Earlier in that meeting, Accounting Supervisor Liz Walden had effectively been dismissed from her job by Mayor Laurel Prussing. Walden was classified as an employee appointed annually at the will of the mayor, and in a controversial move, Prussing did not ask her to return at the beginning of the new fiscal year.
DeJarnette, however, has been deeply involved in the development of Big Broadband since its inception several years ago, and officials are looking to retain his expertise during a critical transition for the high-speed Internet network.
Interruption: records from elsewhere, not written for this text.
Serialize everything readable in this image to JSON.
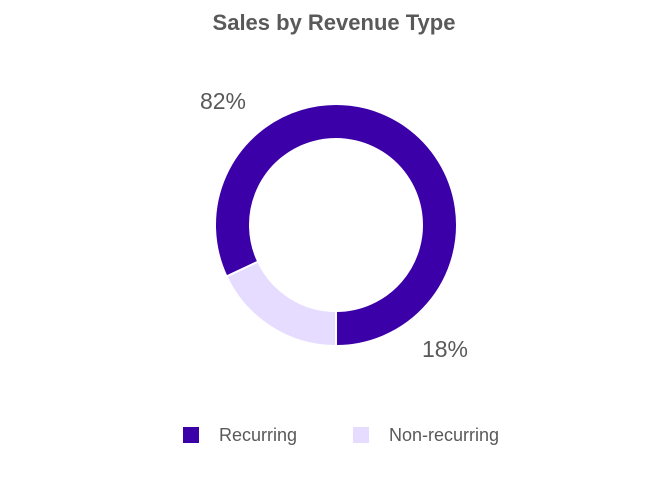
{
  "chart_data": {
    "type": "pie",
    "variant": "donut",
    "title": "Sales by Revenue Type",
    "slices": [
      {
        "label": "Recurring",
        "value": 82,
        "display": "82%",
        "color": "#3b00a8"
      },
      {
        "label": "Non-recurring",
        "value": 18,
        "display": "18%",
        "color": "#e6dcff"
      }
    ],
    "legend": {
      "position": "bottom",
      "entries": [
        "Recurring",
        "Non-recurring"
      ]
    }
  }
}
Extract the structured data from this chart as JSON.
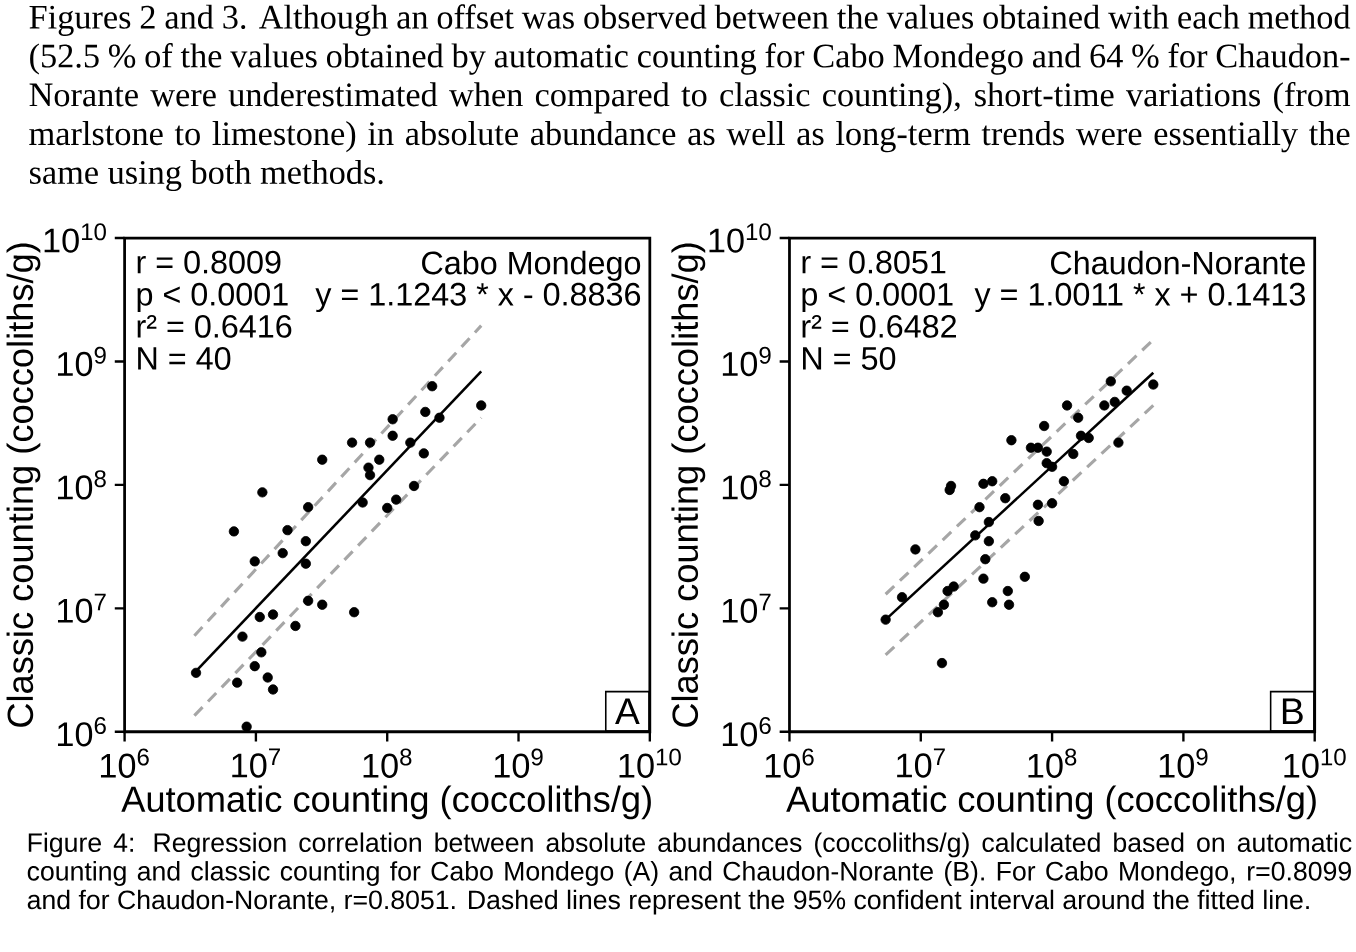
{
  "chart_data": [
    {
      "type": "scatter",
      "marker": "circle",
      "title": "Cabo Mondego",
      "xlabel": "Automatic counting (coccoliths/g)",
      "ylabel": "Classic counting (coccoliths/g)",
      "log": "xy",
      "xlim": [
        1000000,
        10000000000
      ],
      "ylim": [
        1000000,
        10000000000
      ],
      "xticks": [
        {
          "value": 1000000,
          "label": "10$^{6}$"
        },
        {
          "value": 10000000,
          "label": "10$^{7}$"
        },
        {
          "value": 100000000,
          "label": "10$^{8}$"
        },
        {
          "value": 1000000000,
          "label": "10$^{9}$"
        },
        {
          "value": 10000000000,
          "label": "10$^{10}$"
        }
      ],
      "yticks": [
        {
          "value": 1000000,
          "label": "10$^{6}$"
        },
        {
          "value": 10000000,
          "label": "10$^{7}$"
        },
        {
          "value": 100000000,
          "label": "10$^{8}$"
        },
        {
          "value": 1000000000,
          "label": "10$^{9}$"
        },
        {
          "value": 10000000000,
          "label": "10$^{10}$"
        }
      ],
      "annotations": [
        "r = 0.8009",
        "p < 0.0001",
        "r² = 0.6416",
        "N = 40",
        "y = 1.1243 * x - 0.8836",
        "A",
        "Figures 2 and 3. Although an offset was observed between the values obtained with each method (52.5 % of the values obtained by automatic counting for Cabo Mondego and 64 % for Chaudon-Norante were underestimated when compared to classic counting), short-time variations (from marlstone to limestone) in absolute abundance as well as long-term trends were essentially the same using both methods."
      ],
      "series": [
        {
          "color": "#000000",
          "x": [
            3500000.0,
            6800000.0,
            7900000.0,
            7200000.0,
            8500000.0,
            9800000.0,
            9800000.0,
            10700000.0,
            11000000.0,
            11200000.0,
            12300000.0,
            13500000.0,
            13500000.0,
            16000000.0,
            17400000.0,
            20000000.0,
            24000000.0,
            24000000.0,
            25000000.0,
            25000000.0,
            32000000.0,
            32000000.0,
            54000000.0,
            56000000.0,
            65000000.0,
            74000000.0,
            72000000.0,
            74000000.0,
            87000000.0,
            100000000.0,
            110000000.0,
            110000000.0,
            117000000.0,
            150000000.0,
            160000000.0,
            190000000.0,
            195000000.0,
            220000000.0,
            250000000.0,
            520000000.0
          ],
          "values": [
            3000000.0,
            42000000.0,
            5900000.0,
            2500000.0,
            1100000.0,
            24000000.0,
            3400000.0,
            8500000.0,
            4400000.0,
            87000000.0,
            2750000.0,
            2200000.0,
            8900000.0,
            28000000.0,
            43000000.0,
            7200000.0,
            23000000.0,
            35000000.0,
            66000000.0,
            11500000.0,
            10700000.0,
            160000000.0,
            220000000.0,
            9300000.0,
            72000000.0,
            220000000.0,
            138000000.0,
            120000000.0,
            160000000.0,
            65000000.0,
            340000000.0,
            250000000.0,
            76000000.0,
            220000000.0,
            98000000.0,
            180000000.0,
            390000000.0,
            630000000.0,
            350000000.0,
            440000000.0
          ]
        },
        {
          "type": "line",
          "marker": "none",
          "line_style": "solid",
          "color": "#000000",
          "x": [
            3400000.0,
            520000000.0
          ],
          "values": [
            3000000.0,
            830000000.0
          ]
        },
        {
          "type": "line",
          "marker": "none",
          "line_style": "dashed",
          "color": "#a6a6a6",
          "x": [
            3400000.0,
            520000000.0
          ],
          "values": [
            6000000.0,
            1950000000.0
          ]
        },
        {
          "type": "line",
          "marker": "none",
          "line_style": "dashed",
          "color": "#a6a6a6",
          "x": [
            3400000.0,
            520000000.0
          ],
          "values": [
            1350000.0,
            350000000.0
          ]
        }
      ]
    },
    {
      "type": "scatter",
      "marker": "circle",
      "title": "Chaudon-Norante",
      "xlabel": "Automatic counting (coccoliths/g)",
      "ylabel": "Classic counting (coccoliths/g)",
      "log": "xy",
      "xlim": [
        1000000,
        10000000000
      ],
      "ylim": [
        1000000,
        10000000000
      ],
      "xticks": [
        {
          "value": 1000000,
          "label": "10$^{6}$"
        },
        {
          "value": 10000000,
          "label": "10$^{7}$"
        },
        {
          "value": 100000000,
          "label": "10$^{8}$"
        },
        {
          "value": 1000000000,
          "label": "10$^{9}$"
        },
        {
          "value": 10000000000,
          "label": "10$^{10}$"
        }
      ],
      "yticks": [
        {
          "value": 1000000,
          "label": "10$^{6}$"
        },
        {
          "value": 10000000,
          "label": "10$^{7}$"
        },
        {
          "value": 100000000,
          "label": "10$^{8}$"
        },
        {
          "value": 1000000000,
          "label": "10$^{9}$"
        },
        {
          "value": 10000000000,
          "label": "10$^{10}$"
        }
      ],
      "annotations": [
        "r = 0.8051",
        "p < 0.0001",
        "r² = 0.6482",
        "N = 50",
        "y = 1.0011 * x + 0.1413",
        "B",
        "Figure 4: Regression correlation between absolute abundances (coccoliths/g) calculated based on automatic counting and classic counting for Cabo Mondego (A) and Chaudon-Norante (B). For Cabo Mondego, r=0.8099 and for Chaudon-Norante, r=0.8051. Dashed lines represent the 95% confident interval around the fitted line."
      ],
      "series": [
        {
          "color": "#000000",
          "x": [
            5400000.0,
            7200000.0,
            9100000.0,
            13500000.0,
            15000000.0,
            14500000.0,
            16000000.0,
            17800000.0,
            16600000.0,
            17000000.0,
            26000000.0,
            28000000.0,
            30000000.0,
            31000000.0,
            30000000.0,
            33000000.0,
            33000000.0,
            35000000.0,
            35000000.0,
            44000000.0,
            46000000.0,
            47000000.0,
            49000000.0,
            62000000.0,
            69000000.0,
            78000000.0,
            78000000.0,
            79000000.0,
            87000000.0,
            91000000.0,
            91000000.0,
            100000000.0,
            100000000.0,
            123000000.0,
            130000000.0,
            145000000.0,
            158000000.0,
            166000000.0,
            190000000.0,
            250000000.0,
            280000000.0,
            300000000.0,
            320000000.0,
            370000000.0,
            590000000.0
          ],
          "values": [
            8100000.0,
            12300000.0,
            30000000.0,
            9300000.0,
            10700000.0,
            3600000.0,
            13800000.0,
            15000000.0,
            91000000.0,
            98000000.0,
            39000000.0,
            66000000.0,
            17400000.0,
            25000000.0,
            102000000.0,
            50000000.0,
            35000000.0,
            107000000.0,
            11200000.0,
            78000000.0,
            13800000.0,
            10700000.0,
            230000000.0,
            18000000.0,
            200000000.0,
            200000000.0,
            69000000.0,
            51000000.0,
            300000000.0,
            186000000.0,
            150000000.0,
            71000000.0,
            140000000.0,
            107000000.0,
            440000000.0,
            178000000.0,
            350000000.0,
            250000000.0,
            240000000.0,
            440000000.0,
            690000000.0,
            470000000.0,
            220000000.0,
            580000000.0,
            650000000.0
          ]
        },
        {
          "type": "line",
          "marker": "none",
          "line_style": "solid",
          "color": "#000000",
          "x": [
            5400000.0,
            590000000.0
          ],
          "values": [
            8100000.0,
            810000000.0
          ]
        },
        {
          "type": "line",
          "marker": "none",
          "line_style": "dashed",
          "color": "#a6a6a6",
          "x": [
            5400000.0,
            590000000.0
          ],
          "values": [
            13000000.0,
            1500000000.0
          ]
        },
        {
          "type": "line",
          "marker": "none",
          "line_style": "dashed",
          "color": "#a6a6a6",
          "x": [
            5400000.0,
            590000000.0
          ],
          "values": [
            4200000.0,
            440000000.0
          ]
        }
      ]
    }
  ]
}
DeJarnette has continued working with Big Broadband officials since his resignation from his official position with the city of Urbana. The contract before the city council on Tuesday would extend his leading role and allow him to continue working with Big Broadband full-time through the transition period, according to a city council memo.
Earlier this summer, city council members chose to spin Big Broadband off into a private, nonprofit entity as opposed to its current status as a public agency held by the cities of Champaign and Urbana and the University of Illinois. That transfer will roll out over the next several months, and city officials say it will put the network in a better position to operate and expand in the future.
If the Champaign City Council approves the $83,500 contract — based on a negotiated $57.88 hourly rate — with DeJarnette this week, he will be a leader in that process.
City officials hope Big Broadband customer-generated revenues will cover DeJarnette's pay. If it does not, Champaign will pay 42 percent, Urbana will cover 25 percent and the UI will cover 33 percent of the total, according to a memo to the city council.